Но у Мэри нашелся ответ. Она извлекла из сумки интригующий предмет явно домашнего изготовления – длинный картонный цилиндр с зеркальцами, приделанными с обоих концов.

– Узрите, – торжествующе произнесла она, – изделие рук гения Джеффри.

* * *

Сидя в гостиной у родителей своей невесты, Джеффри поневоле размышлял, воспользуется ли Мэри в то утро его остроумным изобретением. Почти все последнее пятничное утро он мастерил этот перископ, и хотя она поблагодарила Джеффри в письме, он не был уверен, что она досконально поняла его назначение или собирается взять с собой в Лондон. И так, в том числе, проявлялось у Джеффри настойчивое ощущение, что Мэри недостаточно высоко его ценит. Ощущение, несомненно, иррациональное: он же, в конце концов, сидит в доме ее родителей вместе со своими матерью, отцом и дедом, и тут им рады так, будто они все одна семья. Будто они с Мэри уже поженились. И все-таки он понимал, что никогда не будет целиком в этом уверен, пока они с Мэри не принесут клятвы, а обручальное кольцо не окажется у нее на пальце.

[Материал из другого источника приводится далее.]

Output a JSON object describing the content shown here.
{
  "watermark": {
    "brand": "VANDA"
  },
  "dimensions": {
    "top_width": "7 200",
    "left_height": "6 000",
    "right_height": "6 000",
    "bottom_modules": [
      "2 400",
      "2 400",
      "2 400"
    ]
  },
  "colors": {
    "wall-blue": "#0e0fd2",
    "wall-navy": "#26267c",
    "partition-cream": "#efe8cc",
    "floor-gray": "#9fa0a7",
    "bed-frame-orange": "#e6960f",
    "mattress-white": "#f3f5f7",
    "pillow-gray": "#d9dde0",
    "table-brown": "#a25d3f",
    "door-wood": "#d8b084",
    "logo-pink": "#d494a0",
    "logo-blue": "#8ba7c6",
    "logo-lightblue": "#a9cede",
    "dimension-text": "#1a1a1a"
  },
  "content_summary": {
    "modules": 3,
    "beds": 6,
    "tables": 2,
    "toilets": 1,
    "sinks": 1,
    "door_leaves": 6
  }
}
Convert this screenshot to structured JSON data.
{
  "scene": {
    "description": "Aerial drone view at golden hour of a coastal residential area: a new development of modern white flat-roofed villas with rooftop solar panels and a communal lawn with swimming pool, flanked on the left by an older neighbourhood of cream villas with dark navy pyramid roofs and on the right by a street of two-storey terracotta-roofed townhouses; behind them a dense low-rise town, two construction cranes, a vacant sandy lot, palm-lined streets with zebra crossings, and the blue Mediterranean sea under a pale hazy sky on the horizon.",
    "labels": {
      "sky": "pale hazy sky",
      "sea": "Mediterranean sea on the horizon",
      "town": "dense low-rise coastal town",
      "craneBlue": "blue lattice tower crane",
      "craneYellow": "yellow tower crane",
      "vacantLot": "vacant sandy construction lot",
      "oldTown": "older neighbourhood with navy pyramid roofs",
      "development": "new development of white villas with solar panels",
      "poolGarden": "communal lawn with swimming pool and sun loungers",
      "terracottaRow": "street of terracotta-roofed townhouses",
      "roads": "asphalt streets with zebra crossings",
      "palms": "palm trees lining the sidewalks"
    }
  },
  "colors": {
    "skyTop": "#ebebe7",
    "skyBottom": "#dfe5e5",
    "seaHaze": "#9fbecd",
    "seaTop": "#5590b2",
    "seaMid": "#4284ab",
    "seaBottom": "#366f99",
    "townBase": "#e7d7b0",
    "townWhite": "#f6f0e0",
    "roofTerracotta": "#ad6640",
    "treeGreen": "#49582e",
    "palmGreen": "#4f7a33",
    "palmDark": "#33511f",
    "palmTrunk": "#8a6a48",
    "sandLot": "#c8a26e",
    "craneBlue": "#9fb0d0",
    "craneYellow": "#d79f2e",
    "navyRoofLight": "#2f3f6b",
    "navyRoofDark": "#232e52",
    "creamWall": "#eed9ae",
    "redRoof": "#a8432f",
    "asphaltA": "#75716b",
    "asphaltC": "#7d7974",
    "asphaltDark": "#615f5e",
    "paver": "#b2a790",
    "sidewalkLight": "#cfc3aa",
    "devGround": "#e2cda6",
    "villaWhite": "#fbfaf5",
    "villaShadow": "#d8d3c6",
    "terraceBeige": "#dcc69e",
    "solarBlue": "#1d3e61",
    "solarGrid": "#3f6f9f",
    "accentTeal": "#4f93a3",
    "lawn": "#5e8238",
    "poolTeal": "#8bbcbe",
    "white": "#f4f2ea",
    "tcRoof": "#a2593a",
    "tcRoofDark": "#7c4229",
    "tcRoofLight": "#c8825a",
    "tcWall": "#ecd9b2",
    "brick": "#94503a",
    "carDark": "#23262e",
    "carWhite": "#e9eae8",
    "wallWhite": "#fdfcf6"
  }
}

Перед телевизором в гостиной у Долл и Сэма уже собралось семь человек. Людно, однако не чрезмерно. Мать Джеффри Берта – на одном конце дивана, раздражительная Джулия – на другом, на подлокотнике рядом с ней чашка с чаем, а на коленях тарелка с удовлетворительно высокой горкой диетического печенья. Между ними расположился Карл Шмидт, теперь уже восьмидесятиоднолетний, – он туго втиснулся между двух женщин и с виду был этим премного доволен. В самом деле, с тех пор как годом раньше скончалась его несносная супруга Нелли, дочь и зять заметили в старике подспудную, но вместе с тем выраженную перемену, незнакомый огонек призрачно замерцал у него в глазах, а в уголках рта сквозила теперь непривычная полуулыбка. Он словно отчасти вернул себе жажду жизни и смотрелся теперь лет на двадцать моложе.

Фрэнк и Сэмюэл заняли оставшиеся кресла, Сэмово – поближе к телевизору, чтобы можно было дотянуться до ручек регулировки, поскольку каждые несколько минут картинка принималась дрожать и плыть так, что скоро уже и не разберешь ничего. Это почему-то происходило всякий раз, когда они ставили чайник или открывали дверцу холодильника. Долл принесла еще три стула из столовой и лучший предложила Джеффри: как жених Мэри, он получил статус почетного гостя. Сама Долл устроилась на неудобном стуле в глубине комнаты, и видно ей было плохо.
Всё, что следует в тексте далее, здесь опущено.